Unsurprisingly, the spy's quest as a structural metaphor, spying as a literary device, is not unfamiliar to other novelists. Even Kipling's Kim, the first modern spy novel, uses espionage to go after something immeasurably bigger then the technicalities of collecting intelligence. Hitz is aware of the seminal importance of Kim, for his title is an explicit reference to the novel—Kim the little spy was part of the struggle for Central Asia between the Russian and British empires known as the Great Game. Kipling's hero is an Irish orphan growing up indistinguishable from the natives in British India. Kim becomes a challa (pupil) to a Buddhist lama, which, after he is recruited, becomes a perfect cover.
But Hitz doesn't really know what to do with Kim: The tradecraft employed in it has become largely obsolescent, while the narrative is devoid of sex, assassination, or rogue elephants. The problem is, of course, that Kim is really not primarily about spying. Kipling's book is about a whole set of issues crucial to the British colonial discourse, and the spying in it allows them to come into focus. The book is about becoming a perfect British subject, about the ways in which the (moral) project of "civilization" affects an individual psyche. Kim and his lama are pursuing fulfillment, but Kim's quest is about accepting his responsibility toward the Empire and its subjects—Kim is about a white boy's burden. Writing at the height of the British imperial project, Kipling does not see the malady at the heart of the modern state, the malady that for Greene and le Carré has infected everything. They all write about the same British state and the same quest—the difference is that Greene and le Carré write about the moral corruption of the state, the abysmal failure of the quest. In le Carré's Tinker, Tailor, Soldier, Spy, the character of Lacon, Smiley's political boss says: "I once heard someone say that morality was a method. … You would say that morality is vested in the aim, I expect. Difficult to know what one's aims are, that's the trouble, specially if you're British." It is easy to imagine Kim, working at the Circus some decades later, downing a bottle of whiskey a day to convince himself that the state he works for has any aims left.
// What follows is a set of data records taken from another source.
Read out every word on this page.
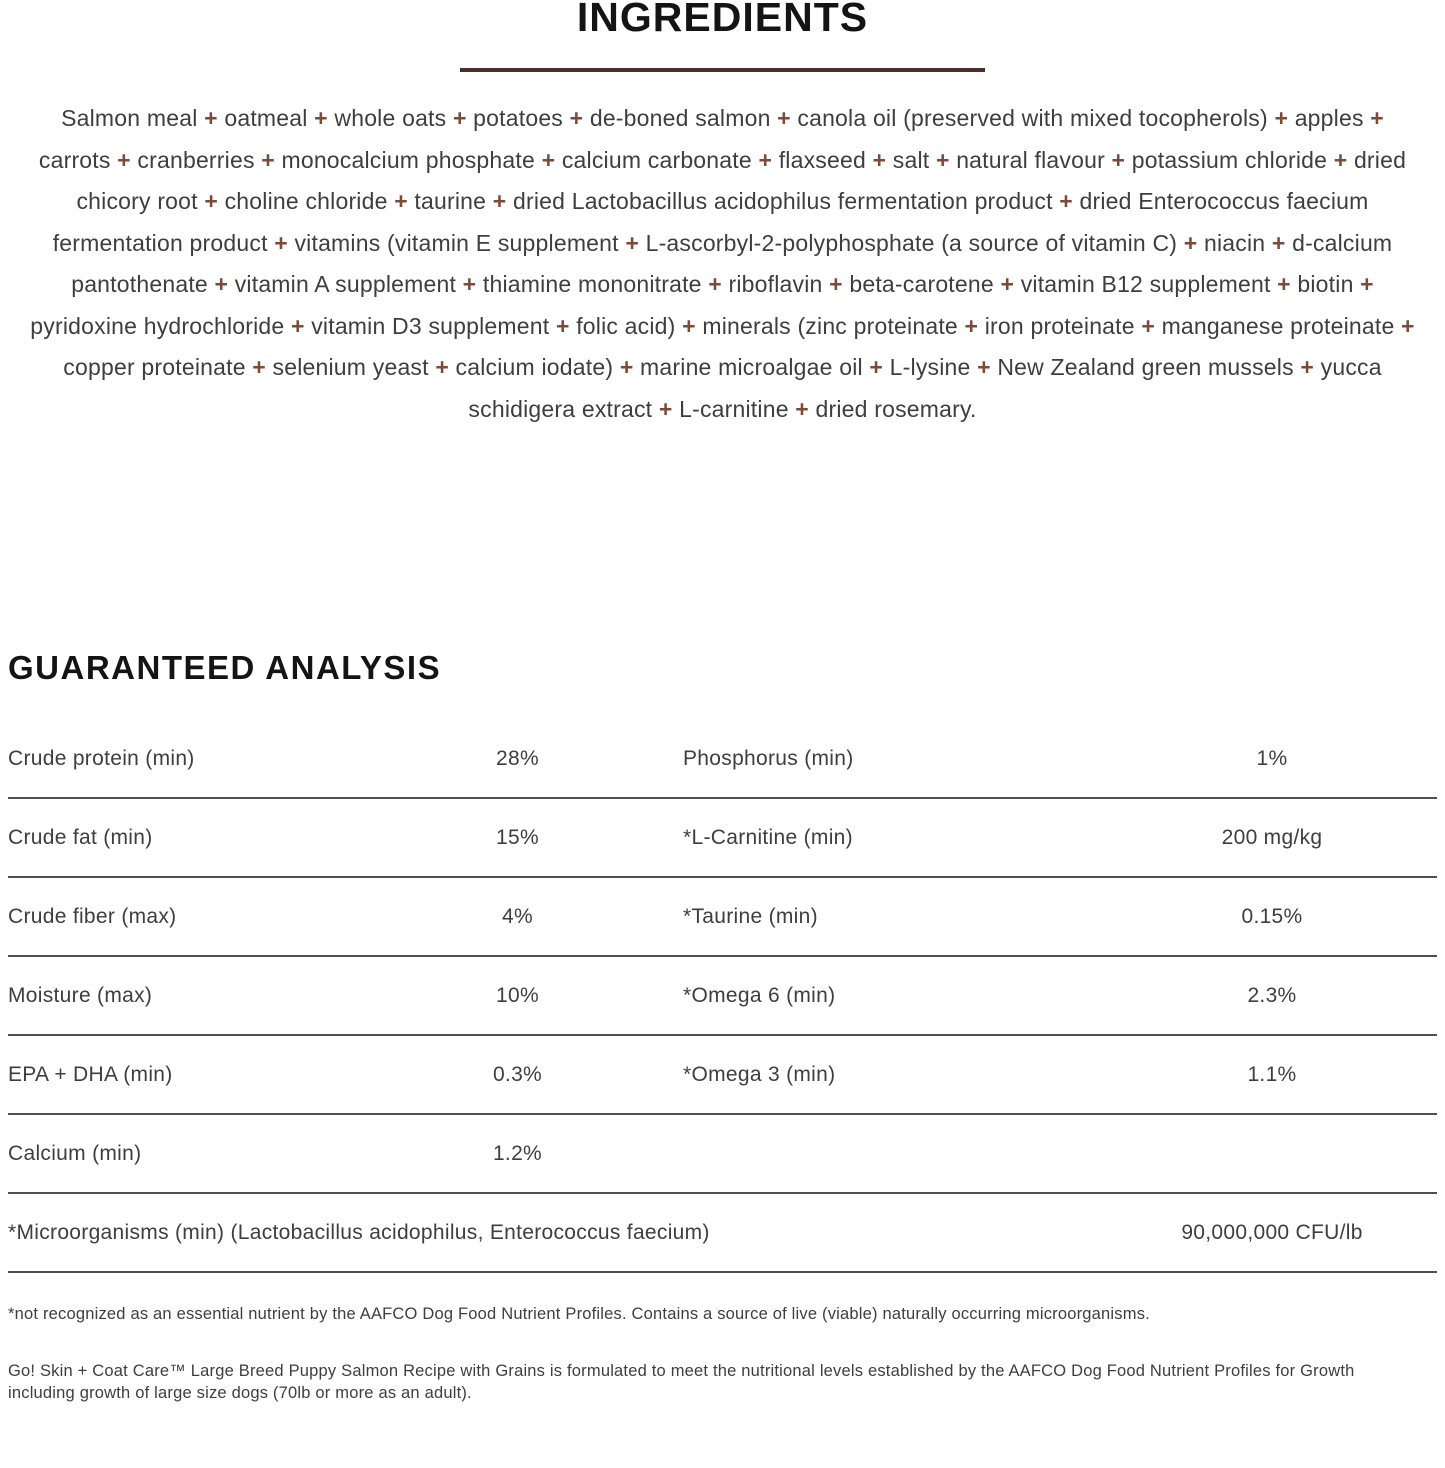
INGREDIENTS

Salmon meal + oatmeal + whole oats + potatoes + de-boned salmon + canola oil (preserved with mixed tocopherols) + apples + carrots + cranberries + monocalcium phosphate + calcium carbonate + flaxseed + salt + natural flavour + potassium chloride + dried chicory root + choline chloride + taurine + dried Lactobacillus acidophilus fermentation product + dried Enterococcus faecium fermentation product + vitamins (vitamin E supplement + L-ascorbyl-2-polyphosphate (a source of vitamin C) + niacin + d-calcium pantothenate + vitamin A supplement + thiamine mononitrate + riboflavin + beta-carotene + vitamin B12 supplement + biotin + pyridoxine hydrochloride + vitamin D3 supplement + folic acid) + minerals (zinc proteinate + iron proteinate + manganese proteinate + copper proteinate + selenium yeast + calcium iodate) + marine microalgae oil + L-lysine + New Zealand green mussels + yucca schidigera extract + L-carnitine + dried rosemary.

GUARANTEED ANALYSIS
Crude protein (min)	28%	Phosphorus (min)	1%
Crude fat (min)	15%	*L-Carnitine (min)	200 mg/kg
Crude fiber (max)	4%	*Taurine (min)	0.15%
Moisture (max)	10%	*Omega 6 (min)	2.3%
EPA + DHA (min)	0.3%	*Omega 3 (min)	1.1%
Calcium (min)	1.2%
*Microorganisms (min) (Lactobacillus acidophilus, Enterococcus faecium)	90,000,000 CFU/lb

*not recognized as an essential nutrient by the AAFCO Dog Food Nutrient Profiles. Contains a source of live (viable) naturally occurring microorganisms.

Go! Skin + Coat Care™ Large Breed Puppy Salmon Recipe with Grains is formulated to meet the nutritional levels established by the AAFCO Dog Food Nutrient Profiles for Growth including growth of large size dogs (70lb or more as an adult).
Hitz fails to grasp that the secret services and their spying are "the only real measure of a nation's political health, the only real expression of its subconsciousness," as the disappointed traitor Bill Haydon claims in Tinker, Tailor, Soldier, Spy. Spy fiction taps into that subconsciousness and probes the issues repressed into the dark heart of the state and society. And if Hayden and le Carré were right, then this nation's political health has catastrophically deteriorated, its subconsciousness replete with morbid fantasies of domination. The only good news is that the twists, turns, and lies perpetuated by George "It's-a-Slam-Dunk" Tenet and his bumbling boss, the inherent immorality of the political and intelligence system they embody, might provide enough spy-fiction material for decades to come.